1. Kerzerslauf 2026 : une course suisse mythique

Le Kerzerslauf est une institution dans le monde de la course suisse. Chaque printemps, la localité de Kerzers — un village à la frontière des cantons de Fribourg et de Berne, en Suisse — se transforme en rendez-vous incontournable pour les coureurs de tous niveaux.

Cette année, la course fête sa 48e édition. Un chiffre qui dit tout : presque un demi-siècle de passion, de sueur et de dépassement de soi sur les routes de la Broye.

Le 15km reste le format phare. Et en 2026, ils seront 3 447 participants à s'élancer. Amateurs ou confirmés, jeunes ou vétérans, hommes et femmes : le Kerzerslauf rassemble.
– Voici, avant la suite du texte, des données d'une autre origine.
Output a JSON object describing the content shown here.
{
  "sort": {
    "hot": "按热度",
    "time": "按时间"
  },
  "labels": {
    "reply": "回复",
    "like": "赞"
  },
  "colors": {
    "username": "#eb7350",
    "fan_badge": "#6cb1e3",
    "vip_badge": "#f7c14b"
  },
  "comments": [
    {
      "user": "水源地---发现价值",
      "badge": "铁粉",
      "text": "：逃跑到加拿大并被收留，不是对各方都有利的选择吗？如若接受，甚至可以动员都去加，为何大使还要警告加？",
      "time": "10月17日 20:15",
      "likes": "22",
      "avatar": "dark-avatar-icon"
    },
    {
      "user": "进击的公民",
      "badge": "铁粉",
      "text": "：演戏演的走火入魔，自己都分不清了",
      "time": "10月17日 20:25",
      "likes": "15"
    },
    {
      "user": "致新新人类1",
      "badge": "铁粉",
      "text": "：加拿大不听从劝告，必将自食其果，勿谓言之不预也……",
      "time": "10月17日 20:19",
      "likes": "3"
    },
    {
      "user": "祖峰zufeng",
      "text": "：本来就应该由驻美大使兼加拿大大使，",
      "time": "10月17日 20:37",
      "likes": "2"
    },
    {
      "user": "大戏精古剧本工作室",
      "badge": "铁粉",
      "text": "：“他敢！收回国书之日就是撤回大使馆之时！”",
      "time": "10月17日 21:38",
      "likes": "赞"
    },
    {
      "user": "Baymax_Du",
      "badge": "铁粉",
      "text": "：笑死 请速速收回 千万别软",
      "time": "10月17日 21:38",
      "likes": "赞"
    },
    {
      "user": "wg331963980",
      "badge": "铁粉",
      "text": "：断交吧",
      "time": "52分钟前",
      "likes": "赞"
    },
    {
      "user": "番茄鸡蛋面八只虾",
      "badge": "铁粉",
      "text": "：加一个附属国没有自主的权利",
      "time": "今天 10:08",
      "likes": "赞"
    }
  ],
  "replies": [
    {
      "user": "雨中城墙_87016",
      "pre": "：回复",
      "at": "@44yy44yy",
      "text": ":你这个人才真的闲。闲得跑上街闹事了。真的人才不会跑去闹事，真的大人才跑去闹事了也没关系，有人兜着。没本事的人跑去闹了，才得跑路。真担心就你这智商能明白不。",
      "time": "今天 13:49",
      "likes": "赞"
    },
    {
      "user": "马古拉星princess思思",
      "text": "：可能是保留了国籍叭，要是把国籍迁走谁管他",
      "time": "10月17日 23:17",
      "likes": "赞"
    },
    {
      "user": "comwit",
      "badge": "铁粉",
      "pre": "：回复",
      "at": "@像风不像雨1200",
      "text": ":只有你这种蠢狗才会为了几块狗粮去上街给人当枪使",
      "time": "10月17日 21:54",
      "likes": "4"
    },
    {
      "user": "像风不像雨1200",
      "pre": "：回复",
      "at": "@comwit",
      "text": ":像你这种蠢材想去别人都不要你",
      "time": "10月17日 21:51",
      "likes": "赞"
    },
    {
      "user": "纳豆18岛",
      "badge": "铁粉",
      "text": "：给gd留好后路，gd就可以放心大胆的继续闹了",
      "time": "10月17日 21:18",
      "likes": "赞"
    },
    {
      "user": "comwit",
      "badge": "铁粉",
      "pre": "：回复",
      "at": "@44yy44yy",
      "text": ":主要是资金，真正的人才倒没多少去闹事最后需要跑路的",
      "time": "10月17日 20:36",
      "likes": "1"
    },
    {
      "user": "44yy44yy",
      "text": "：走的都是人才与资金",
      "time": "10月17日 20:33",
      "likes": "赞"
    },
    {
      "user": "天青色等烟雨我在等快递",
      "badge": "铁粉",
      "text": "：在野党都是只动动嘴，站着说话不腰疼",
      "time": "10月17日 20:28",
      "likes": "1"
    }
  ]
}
C'est ça, la magie de ce rendez-vous.


2. Kerzerslauf et les élites : les dossards à surveiller

Le Kerzerslauf attire chaque année des athlètes de tout premier plan. Cette édition ne fait pas exception.

Parmi les dossards de tête (blocs 10 et 11, départ 11h36–11h43), on retrouve notamment des coureuses kényanes dont la présence annonce toujours une bataille serrée sur les premières places. Jeronoh (dossard 510, KEN), Kwambai Gladys et Rutto Daizy (dossards 518–519, KEN) seront des noms à suivre à l'arrivée chez les femmes. Côté hommes, Kipchumba (dossard 23, KEN) figure également dans le premier bloc.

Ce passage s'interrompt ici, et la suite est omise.